Il s'agirait d'une région volcanique aux surfaces géologiquement plus jeunes (datant de la seconde moitié du Guinevérien, soit quelques centaines de millions d'années) que les plaines, elles aussi volcaniques, situées en contrebas et datées de 1,0 à 0,5 Ga mais plus récemment du Fortunien au début du Guinevérien, la chaîne d'Akna Montes semblant même encore postérieure (datant de l'Aurélien, sans doute moins de 50 Ma) à en juger par les déformations constatées sur les terrains adjacents des plaines de Lakshmi.
Un scénario proposé dans les années 1990 pour rendre compte des différentes observations d'alors expose que Lakshmi Planum correspondrait à un bouclier terrestre, c'est-à-dire un fragment d'écorce ancienne d'altitude moyenne, qui aurait subi dans un premier temps des forces d'extension à l'origine d'épanchements de lave fluide à travers des fissures volcaniques à la manière des trapps du Deccan, avant de subir dans un second temps des forces de compression à l'origine des reliefs qui ceinturent le haut plateau et qui semblent postérieurs à sa surface.

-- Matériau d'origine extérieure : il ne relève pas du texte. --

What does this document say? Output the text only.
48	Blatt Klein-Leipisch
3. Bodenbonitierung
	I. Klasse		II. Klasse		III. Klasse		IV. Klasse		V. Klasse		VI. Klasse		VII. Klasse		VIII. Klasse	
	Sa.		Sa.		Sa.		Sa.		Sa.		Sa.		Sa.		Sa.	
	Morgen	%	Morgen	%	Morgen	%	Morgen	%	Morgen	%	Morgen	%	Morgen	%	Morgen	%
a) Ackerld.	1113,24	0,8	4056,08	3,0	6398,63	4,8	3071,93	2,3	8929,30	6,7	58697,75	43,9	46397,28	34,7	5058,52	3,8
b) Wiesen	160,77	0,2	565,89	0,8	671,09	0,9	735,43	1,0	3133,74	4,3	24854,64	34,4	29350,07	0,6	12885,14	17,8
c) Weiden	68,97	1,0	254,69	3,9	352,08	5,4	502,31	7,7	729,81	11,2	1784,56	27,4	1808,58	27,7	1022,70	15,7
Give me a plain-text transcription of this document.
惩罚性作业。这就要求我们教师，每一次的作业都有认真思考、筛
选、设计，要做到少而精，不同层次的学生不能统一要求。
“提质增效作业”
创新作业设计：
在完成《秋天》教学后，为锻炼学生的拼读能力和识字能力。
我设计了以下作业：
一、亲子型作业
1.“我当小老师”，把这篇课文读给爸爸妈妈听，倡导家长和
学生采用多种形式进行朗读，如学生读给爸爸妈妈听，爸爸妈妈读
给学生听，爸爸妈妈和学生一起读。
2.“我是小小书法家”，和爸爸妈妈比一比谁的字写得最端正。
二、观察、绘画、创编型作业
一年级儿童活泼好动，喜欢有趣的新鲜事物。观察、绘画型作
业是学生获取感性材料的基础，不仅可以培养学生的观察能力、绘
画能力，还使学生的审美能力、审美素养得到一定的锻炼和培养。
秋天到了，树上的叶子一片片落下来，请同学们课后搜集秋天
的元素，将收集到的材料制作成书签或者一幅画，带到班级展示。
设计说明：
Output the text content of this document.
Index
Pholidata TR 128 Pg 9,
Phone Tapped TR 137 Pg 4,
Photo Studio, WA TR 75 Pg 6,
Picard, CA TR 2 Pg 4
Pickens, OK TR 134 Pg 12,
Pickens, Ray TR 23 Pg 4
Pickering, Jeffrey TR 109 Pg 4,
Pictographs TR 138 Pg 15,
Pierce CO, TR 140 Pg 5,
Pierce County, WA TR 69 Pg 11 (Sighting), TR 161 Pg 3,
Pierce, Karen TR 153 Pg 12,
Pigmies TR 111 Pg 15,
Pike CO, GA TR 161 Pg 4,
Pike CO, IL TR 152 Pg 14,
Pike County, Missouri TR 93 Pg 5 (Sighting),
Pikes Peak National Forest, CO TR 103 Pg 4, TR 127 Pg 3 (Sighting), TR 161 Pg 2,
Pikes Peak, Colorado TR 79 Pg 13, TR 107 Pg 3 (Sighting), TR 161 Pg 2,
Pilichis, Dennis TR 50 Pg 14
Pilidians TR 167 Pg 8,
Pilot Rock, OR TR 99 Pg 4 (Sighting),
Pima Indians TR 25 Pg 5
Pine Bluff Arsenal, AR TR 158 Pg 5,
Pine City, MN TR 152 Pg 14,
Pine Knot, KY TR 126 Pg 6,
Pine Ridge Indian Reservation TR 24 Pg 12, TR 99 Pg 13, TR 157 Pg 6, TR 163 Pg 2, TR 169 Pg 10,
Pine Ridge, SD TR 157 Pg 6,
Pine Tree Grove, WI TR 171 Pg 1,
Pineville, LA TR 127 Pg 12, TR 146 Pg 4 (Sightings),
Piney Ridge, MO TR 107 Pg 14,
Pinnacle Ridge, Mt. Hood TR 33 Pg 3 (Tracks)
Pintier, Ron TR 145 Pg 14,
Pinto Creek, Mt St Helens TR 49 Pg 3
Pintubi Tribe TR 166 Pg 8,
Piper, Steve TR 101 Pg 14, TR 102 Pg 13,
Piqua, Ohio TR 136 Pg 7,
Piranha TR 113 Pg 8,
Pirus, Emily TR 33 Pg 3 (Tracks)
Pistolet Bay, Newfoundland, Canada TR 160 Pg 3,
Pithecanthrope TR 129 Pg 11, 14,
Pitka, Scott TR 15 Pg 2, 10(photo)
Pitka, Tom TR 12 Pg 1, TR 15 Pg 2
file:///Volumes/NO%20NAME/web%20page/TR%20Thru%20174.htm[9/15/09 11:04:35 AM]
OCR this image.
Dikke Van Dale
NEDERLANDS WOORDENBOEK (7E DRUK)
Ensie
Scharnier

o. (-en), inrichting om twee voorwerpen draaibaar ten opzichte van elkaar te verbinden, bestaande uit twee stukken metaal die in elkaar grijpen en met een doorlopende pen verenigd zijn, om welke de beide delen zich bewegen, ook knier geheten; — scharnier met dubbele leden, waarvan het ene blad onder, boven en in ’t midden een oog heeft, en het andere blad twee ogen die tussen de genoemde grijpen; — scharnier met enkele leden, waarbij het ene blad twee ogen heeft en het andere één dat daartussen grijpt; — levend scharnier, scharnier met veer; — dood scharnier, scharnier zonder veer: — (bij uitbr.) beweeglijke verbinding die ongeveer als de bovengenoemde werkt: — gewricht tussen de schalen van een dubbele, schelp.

Ce scénario a été affiné lors d'une communication de 1998 au cours de laquelle une distinction a été faite entre d'un côté le nord et l'ouest de Lakshmi, et de l'autre le sud du haut plateau: s'il y a bien eu compression tardive au nord et à l'ouest, le scénario au sud est plus complexe, comprenant la scission par glissement des deux tesserae (Moira à l'ouest et Clotho à l'est) avec, à l'est, des formations d'extension (grabens) et non de compression ; Clotho Tessera est d'ailleurs la région vénusienne présentant la plus forte concentration de structures matérialisant une expansion crustale.
Cette genèse complexe est bien illustrée par les réseaux de stries quasiment orthogonales observés au sud de Lakshmi Planum, entre les plaines volcaniques de Guinevere et de Sedna.